Lo era. Una oportunidad de entrevistar a pacientes a quienes el señor Mandrake no había contaminado y hablar con ellos inmediatamente después de su experiencia. Casi nunca tenía la oportunidad de hacerlo. Un paciente lo bastante enfermo para sufrir un paro cardíaco casi siempre estaba demasiado enfermo para ser entrevistado en el acto, y cuanto mayor era el periodo de espera, más fabulación había. Además, éstos serían sujetos conscientes de que sufrían alucinaciones. Serían mucho mejores en las entrevistas. ¿Entonces por qué no se lanzaba sobre la oportunidad?

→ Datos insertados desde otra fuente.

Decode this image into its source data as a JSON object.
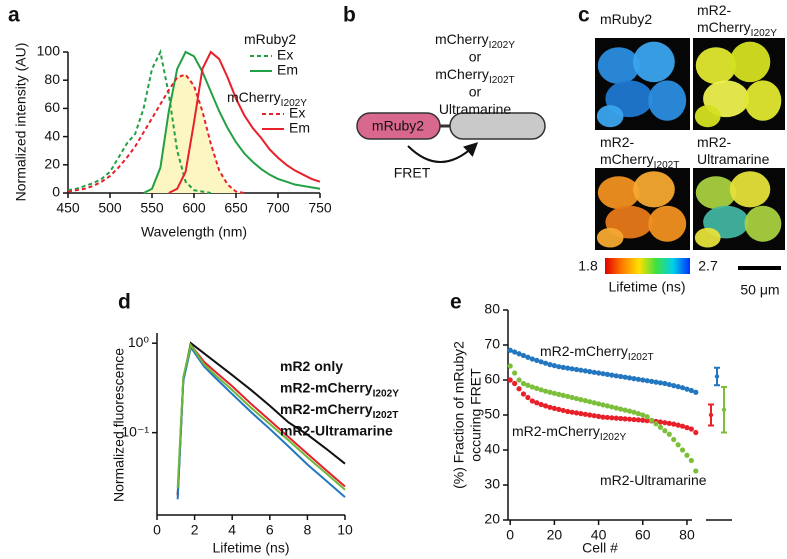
{
  "chart_data": [
    {
      "panel_label": "a",
      "type": "line",
      "xlabel": "Wavelength (nm)",
      "ylabel": "Normalized intensity (AU)",
      "xlim": [
        450,
        750
      ],
      "ylim": [
        0,
        100
      ],
      "xticks": [
        450,
        500,
        550,
        600,
        650,
        700,
        750
      ],
      "yticks": [
        0,
        20,
        40,
        60,
        80,
        100
      ],
      "x": [
        450,
        460,
        470,
        480,
        490,
        500,
        510,
        520,
        530,
        540,
        550,
        560,
        570,
        580,
        590,
        600,
        610,
        620,
        630,
        640,
        650,
        660,
        670,
        680,
        690,
        700,
        710,
        720,
        730,
        740,
        750
      ],
      "shade_between": [
        1,
        2
      ],
      "shade_color": "#fbf6c2",
      "legend_groups": [
        {
          "name": "mRuby2",
          "color": "#22a044"
        },
        {
          "name": "mCherry",
          "name_sub": "I202Y",
          "color": "#e8202a"
        }
      ],
      "series": [
        {
          "name": "Ex",
          "group": 0,
          "dash": true,
          "color": "#22a044",
          "values": [
            2,
            3,
            5,
            7,
            10,
            15,
            25,
            35,
            42,
            60,
            88,
            100,
            70,
            30,
            8,
            2,
            1,
            0,
            null,
            null,
            null,
            null,
            null,
            null,
            null,
            null,
            null,
            null,
            null,
            null,
            null
          ]
        },
        {
          "name": "Em",
          "group": 0,
          "dash": false,
          "color": "#22a044",
          "values": [
            null,
            null,
            null,
            null,
            null,
            null,
            null,
            null,
            null,
            0,
            3,
            18,
            58,
            88,
            100,
            97,
            86,
            72,
            58,
            46,
            36,
            28,
            22,
            17,
            13,
            10,
            8,
            6,
            5,
            4,
            3
          ]
        },
        {
          "name": "Ex",
          "group": 1,
          "dash": true,
          "color": "#e8202a",
          "values": [
            1,
            2,
            3,
            5,
            8,
            12,
            18,
            25,
            33,
            43,
            53,
            63,
            73,
            82,
            84,
            76,
            58,
            35,
            16,
            6,
            1,
            0,
            null,
            null,
            null,
            null,
            null,
            null,
            null,
            null,
            null
          ]
        },
        {
          "name": "Em",
          "group": 1,
          "dash": false,
          "color": "#e8202a",
          "values": [
            null,
            null,
            null,
            null,
            null,
            null,
            null,
            null,
            null,
            null,
            null,
            null,
            0,
            3,
            15,
            50,
            88,
            100,
            95,
            82,
            67,
            55,
            46,
            39,
            31,
            25,
            20,
            16,
            13,
            10,
            8
          ]
        }
      ]
    },
    {
      "panel_label": "d",
      "type": "line",
      "log_y": true,
      "xlabel": "Lifetime (ns)",
      "ylabel": "Normalized fluorescence",
      "xlim": [
        0,
        10
      ],
      "ylim": [
        0.012,
        1.3
      ],
      "xticks": [
        0,
        2,
        4,
        6,
        8,
        10
      ],
      "yticks": [
        {
          "value": 0.1,
          "label": "10⁻¹"
        },
        {
          "value": 1,
          "label": "10⁰"
        }
      ],
      "x": [
        1.1,
        1.4,
        1.8,
        2.5,
        3,
        4,
        5,
        6,
        7,
        8,
        9,
        10
      ],
      "series": [
        {
          "name": "mR2 only",
          "color": "#111111",
          "values": [
            0.02,
            0.4,
            1.0,
            0.77,
            0.64,
            0.44,
            0.3,
            0.2,
            0.13,
            0.095,
            0.066,
            0.045
          ]
        },
        {
          "name": "mR2-mCherry",
          "name_sub": "I202Y",
          "color": "#e8202a",
          "values": [
            0.02,
            0.4,
            0.95,
            0.62,
            0.5,
            0.33,
            0.21,
            0.137,
            0.089,
            0.058,
            0.038,
            0.025
          ]
        },
        {
          "name": "mR2-mCherry",
          "name_sub": "I202T",
          "color": "#2277c0",
          "values": [
            0.018,
            0.38,
            0.9,
            0.55,
            0.43,
            0.27,
            0.17,
            0.11,
            0.07,
            0.044,
            0.029,
            0.019
          ]
        },
        {
          "name": "mR2-Ultramarine",
          "color": "#6cb83a",
          "values": [
            0.024,
            0.42,
            0.95,
            0.58,
            0.46,
            0.3,
            0.19,
            0.125,
            0.082,
            0.053,
            0.035,
            0.023
          ]
        }
      ]
    },
    {
      "panel_label": "e",
      "type": "scatter",
      "xlabel": "Cell #",
      "ylabel": [
        "(%) Fraction of mRuby2",
        "occuring FRET"
      ],
      "xlim": [
        -1,
        85
      ],
      "ylim": [
        20,
        80
      ],
      "xticks": [
        0,
        20,
        40,
        60,
        80
      ],
      "yticks": [
        20,
        30,
        40,
        50,
        60,
        70,
        80
      ],
      "x": [
        0,
        2,
        4,
        6,
        8,
        10,
        12,
        14,
        16,
        18,
        20,
        22,
        24,
        26,
        28,
        30,
        32,
        34,
        36,
        38,
        40,
        42,
        44,
        46,
        48,
        50,
        52,
        54,
        56,
        58,
        60,
        62,
        64,
        66,
        68,
        70,
        72,
        74,
        76,
        78,
        80,
        82,
        84
      ],
      "series": [
        {
          "name": "mR2-mCherry",
          "name_sub": "I202Y",
          "color": "#e8202a",
          "mean": 50,
          "error": 3,
          "values": [
            60,
            59,
            57.5,
            56,
            55,
            54,
            53.5,
            53,
            52.6,
            52.2,
            51.9,
            51.6,
            51.3,
            51,
            50.8,
            50.6,
            50.4,
            50.2,
            50,
            49.8,
            49.6,
            49.4,
            49.3,
            49.2,
            49.1,
            49,
            48.9,
            48.8,
            48.7,
            48.6,
            48.5,
            48.4,
            48.3,
            48.2,
            48,
            47.8,
            47.6,
            47.4,
            47.1,
            46.8,
            46.4,
            46,
            45
          ]
        },
        {
          "name": "mR2-mCherry",
          "name_sub": "I202T",
          "color": "#2277c0",
          "mean": 61,
          "error": 2.5,
          "values": [
            68.5,
            68,
            67.5,
            67,
            66.5,
            66,
            65.6,
            65.2,
            64.8,
            64.4,
            64.1,
            63.8,
            63.6,
            63.4,
            63.2,
            63,
            62.8,
            62.6,
            62.4,
            62.2,
            62,
            61.8,
            61.6,
            61.4,
            61.2,
            61,
            60.8,
            60.6,
            60.4,
            60.2,
            60,
            59.8,
            59.6,
            59.4,
            59.2,
            59,
            58.7,
            58.4,
            58.1,
            57.8,
            57.4,
            57,
            56.5
          ]
        },
        {
          "name": "mR2-Ultramarine",
          "color": "#7cbf3a",
          "mean": 51.5,
          "error": 6.5,
          "values": [
            64,
            62,
            60,
            59,
            58.5,
            58,
            57.6,
            57.2,
            56.8,
            56.5,
            56.2,
            55.9,
            55.6,
            55.3,
            55,
            54.7,
            54.4,
            54.1,
            53.8,
            53.5,
            53.2,
            52.9,
            52.6,
            52.3,
            52,
            51.7,
            51.4,
            51.1,
            50.8,
            50.4,
            50,
            49.5,
            48.5,
            47.5,
            46.5,
            45.5,
            44.5,
            43,
            41.5,
            40,
            38.5,
            37,
            34
          ]
        }
      ]
    }
  ],
  "panel_b": {
    "panel_label": "b",
    "acceptor_lines": [
      {
        "text": "mCherry",
        "sub": "I202Y"
      },
      {
        "text": "or"
      },
      {
        "text": "mCherry",
        "sub": "I202T"
      },
      {
        "text": "or"
      },
      {
        "text": "Ultramarine"
      }
    ],
    "donor": "mRuby2",
    "donor_color": "#d9688f",
    "acceptor_color": "#c9c9c9",
    "arrow_label": "FRET"
  },
  "panel_c": {
    "panel_label": "c",
    "images": [
      {
        "label": [
          {
            "text": "mRuby2"
          }
        ],
        "colors": [
          "#2a8de0",
          "#3aa4ee",
          "#1f78d0"
        ]
      },
      {
        "label": [
          {
            "text": "mR2-"
          },
          {
            "text": "mCherry",
            "sub": "I202Y"
          }
        ],
        "colors": [
          "#e2e830",
          "#d4e020",
          "#eef050"
        ]
      },
      {
        "label": [
          {
            "text": "mR2-"
          },
          {
            "text": "mCherry",
            "sub": "I202T"
          }
        ],
        "colors": [
          "#f09020",
          "#f5a830",
          "#e67818"
        ]
      },
      {
        "label": [
          {
            "text": "mR2-"
          },
          {
            "text": "Ultramarine"
          }
        ],
        "colors": [
          "#a8d040",
          "#e6e03a",
          "#40b4a0"
        ]
      }
    ],
    "colorbar": {
      "range": [
        1.8,
        2.7
      ],
      "label": "Lifetime (ns)"
    },
    "scale_bar": "50 μm"
  }
}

«Porque en realidad no son ECM», pensó. El doctor Wright veía las ECM como un simple efecto colateral, un… ¿cómo lo había expresado? «Un indicador de qué zonas están siendo estimuladas y qué neurotransmisores están implicados.»

«Es más que eso», pensó Joanna. Están viendo algo, experimentando algo, y es importante. A veces sentía, como aquella tarde con Greg Menotti, o con Coma Carl, que le estaban hablando directamente a ella, tratando de comunicar algo que les estaba sucediendo, sobre el acto de morir, y que era su deber descifrar de qué se trataba. ¿Pero cómo podía explicárselo a Vielle o al doctor Wright sin parecer una de las chifladas de Maurice Mandrake?

—Le dije que lo pensaría —dijo Joanna rehuyendo el asunto—. Mientras tanto, ¿quieres hacer algo por mí, Vielle? ¿Quieres comprobar el expediente de Greg Menotti y ver si el número de teléfono de su novia tenía un cincuenta y ocho, o si había algún otro número del que pudiera estar hablando, su propio número de teléfono o su número de la seguridad social o algo por el estilo?